Youth Groups Succeed in Stymying DeVos’ For-Profit Agenda: What Our Partners and Allies Think

Washington, D.C.— In a victory for consumers and student loan borrowers, the Trump administration admitted that the Betsy DeVos Department of Education will not meet its November 1st deadline to issue new Borrower Defense and Gainful Employment regulations. According to a Trump administration official, this was due to the high volume of comments received by the department.

A coalition of youth organizations led by Higher Ed, Not Debt and Generation Progress mobilized students and borrowers, the majority of whom have been wronged by predatory or fraudulent programs, to submit the record number of comments that helped delay the new rules. More than 13,000 of the nearly 40,000 comments submitted for Borrower Defense were driven by our coalition. For Gainful Employment, more than 12,000 of the nearly 14,000 comments submitted came from students and borrowers in our network.

Higher Ed, Not Debt and Generation Progress, with our coalition of youth organizations, will continue to fight alongside defrauded student loan borrowers in the face of opposition by Betsy DeVos and President Trump.

Here is what we and our partners have to say in response to this victory:

Full statements accessible via hyperlinks, where available.

Generation Progress Executive Director, Maggie Thompson

“Thousands of defrauded young people have come together to deny Secretary DeVos two of her main higher education priorities. Due in part to the thousands of public comment submissions made by young people and borrowers nationwide, we’ve stopped DeVos in her tracks. This delay opens up the pathway for giving full and immediate relief to cheated students and banning schools from using mandatory arbitration agreements that deny students their right to take bad actors to court.”

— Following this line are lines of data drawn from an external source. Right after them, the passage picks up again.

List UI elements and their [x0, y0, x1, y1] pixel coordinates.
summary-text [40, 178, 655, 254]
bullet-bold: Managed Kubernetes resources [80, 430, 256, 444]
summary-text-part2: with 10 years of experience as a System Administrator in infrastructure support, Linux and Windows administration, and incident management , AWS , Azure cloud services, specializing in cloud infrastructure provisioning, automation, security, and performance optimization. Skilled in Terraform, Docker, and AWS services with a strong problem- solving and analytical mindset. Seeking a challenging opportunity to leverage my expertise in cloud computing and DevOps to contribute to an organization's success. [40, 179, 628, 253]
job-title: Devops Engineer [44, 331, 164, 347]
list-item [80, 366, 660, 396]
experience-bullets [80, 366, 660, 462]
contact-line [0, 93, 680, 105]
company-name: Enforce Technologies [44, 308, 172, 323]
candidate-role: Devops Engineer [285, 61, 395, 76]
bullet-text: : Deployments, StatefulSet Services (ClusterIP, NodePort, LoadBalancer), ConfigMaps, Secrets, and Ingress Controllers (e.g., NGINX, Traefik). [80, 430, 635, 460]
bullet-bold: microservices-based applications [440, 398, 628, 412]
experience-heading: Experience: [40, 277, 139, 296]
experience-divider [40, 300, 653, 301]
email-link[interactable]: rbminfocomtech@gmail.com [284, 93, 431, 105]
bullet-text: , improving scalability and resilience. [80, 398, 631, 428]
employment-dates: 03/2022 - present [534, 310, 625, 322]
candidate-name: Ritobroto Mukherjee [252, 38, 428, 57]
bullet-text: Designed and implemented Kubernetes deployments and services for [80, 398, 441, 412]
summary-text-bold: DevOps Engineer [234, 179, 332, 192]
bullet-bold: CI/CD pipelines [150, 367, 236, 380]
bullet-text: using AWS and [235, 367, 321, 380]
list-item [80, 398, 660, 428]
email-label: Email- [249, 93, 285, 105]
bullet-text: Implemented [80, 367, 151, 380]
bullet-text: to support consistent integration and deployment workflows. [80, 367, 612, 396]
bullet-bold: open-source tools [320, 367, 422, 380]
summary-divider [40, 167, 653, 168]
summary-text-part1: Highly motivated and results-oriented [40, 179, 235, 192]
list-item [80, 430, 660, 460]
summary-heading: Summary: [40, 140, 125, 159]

Project on Predatory Student Lending Director, Toby Merrill

“The Department’s proposed rules are so fundamentally flawed that no amount of time could put the Department’s proposals on strong legal footing. The Department should just abandon its attempts to deprive students of their rights, and cancel the loans of defrauded student loan borrowers once and for all. In its latest brief, the Department admits that there is no legal barrier to some of the 2016 borrower defense rule’s key legal protections. That rule should be put into place immediately.”

The Institute for College Access & Success President, James Kvaal

“The Department needs more time on its ill-conceived gainful employment and borrower defense
proposals, and that means that the current rules will remain the law of the land for at least 21 more
months. Now it’s long past time to end the illegal delays and implement them. Students need protection
against unaffordable loans and illegal practices.”